# 1 Introduction

High throughput measurements of DNA methylomes at single-cell resolution are a promising resource to quantify the heterogeneity of DNA methylation and uncover its role in gene regulation. However, limitations of the technology result in sparse CpG coverage, effectively posing challenges to robustly quantify genuine DNA methylation heterogeneity. Here we introduce scMET, a Bayesian framework for the analysis of single-cell DNA methylation data. This modelling approach combines a hierarchical beta-binomial specification with a generalised linear model framework with the aim of capturing biological overdispersion and overcome data sparsity by sharing information across cells and genomic features.

To disentangle technical from biological variability and overcome data sparsity, scMET couples a hierarchical BB model with a GLM framework (Fig.1a-b). For each cell $$i$$ and region $$j$$, the input for scMET is the number of CpG sites that are observed to be methylated ($$Y_{ij}$$) and the total number of sites for which methylation status was recorded ($$n_{ij}$$). The BB model uses feature-specific mean parameters $$\mu_j$$ to quantify overall DNAm across all cells and biological overdispersion parameters $$\gamma_j$$ as a proxy for cell-to-cell DNAm heterogeneity. These parameters capture the amount of variability that is not explained by binomial sampling noise, which would only account for technical variation.

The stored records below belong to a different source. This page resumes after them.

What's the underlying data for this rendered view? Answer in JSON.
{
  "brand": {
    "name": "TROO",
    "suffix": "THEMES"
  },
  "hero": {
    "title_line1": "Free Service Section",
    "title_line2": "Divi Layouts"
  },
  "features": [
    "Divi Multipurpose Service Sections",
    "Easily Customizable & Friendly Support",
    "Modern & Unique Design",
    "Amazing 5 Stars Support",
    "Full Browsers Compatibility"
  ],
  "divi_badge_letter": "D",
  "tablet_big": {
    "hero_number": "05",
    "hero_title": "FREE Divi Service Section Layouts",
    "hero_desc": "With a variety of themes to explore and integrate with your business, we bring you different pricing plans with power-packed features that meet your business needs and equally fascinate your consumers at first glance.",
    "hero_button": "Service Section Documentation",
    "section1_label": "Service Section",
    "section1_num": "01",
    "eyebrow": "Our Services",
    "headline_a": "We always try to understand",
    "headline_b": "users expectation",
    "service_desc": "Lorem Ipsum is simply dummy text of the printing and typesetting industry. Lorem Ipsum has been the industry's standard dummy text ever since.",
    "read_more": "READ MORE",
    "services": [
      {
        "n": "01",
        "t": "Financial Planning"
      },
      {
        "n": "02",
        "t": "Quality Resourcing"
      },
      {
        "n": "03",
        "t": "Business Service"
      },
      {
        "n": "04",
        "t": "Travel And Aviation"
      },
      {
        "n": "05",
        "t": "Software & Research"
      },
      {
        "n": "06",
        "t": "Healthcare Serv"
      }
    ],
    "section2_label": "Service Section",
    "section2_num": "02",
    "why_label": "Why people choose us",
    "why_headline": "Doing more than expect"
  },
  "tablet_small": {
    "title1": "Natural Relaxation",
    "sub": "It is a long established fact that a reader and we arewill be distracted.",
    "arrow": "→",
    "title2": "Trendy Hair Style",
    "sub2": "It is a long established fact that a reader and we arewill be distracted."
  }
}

The GLM framework is incorporated at two levels. Firstly, to introduce feature-specific covariates $$\mathbf{x}_{j}$$ (e.g. CpG density) that may explain differences in mean methylation $$\mu_j$$ across features. Secondly, similar to Eling2018, we use a non-linear regression framework to capture the mean-overdispersion trend that is typically observed in high throughput sequencing data, such as scBS-seq (Fig.1c). This trend is used to derive residual overdispersion parameters $$\epsilon_j$$ — a measure of cell-to-cell variability that is not confounded by mean methylation. Feature-specific parameters are subsequently used for: (i) feature selection, to identify highly variable features (HVFs) that drive cell-to-cell epigenetic heterogeneity (Fig.1d) and (ii) differential methylation testing, to highlight features that show differences in DNAm mean or variability between specified groups of cells (Fig.1e).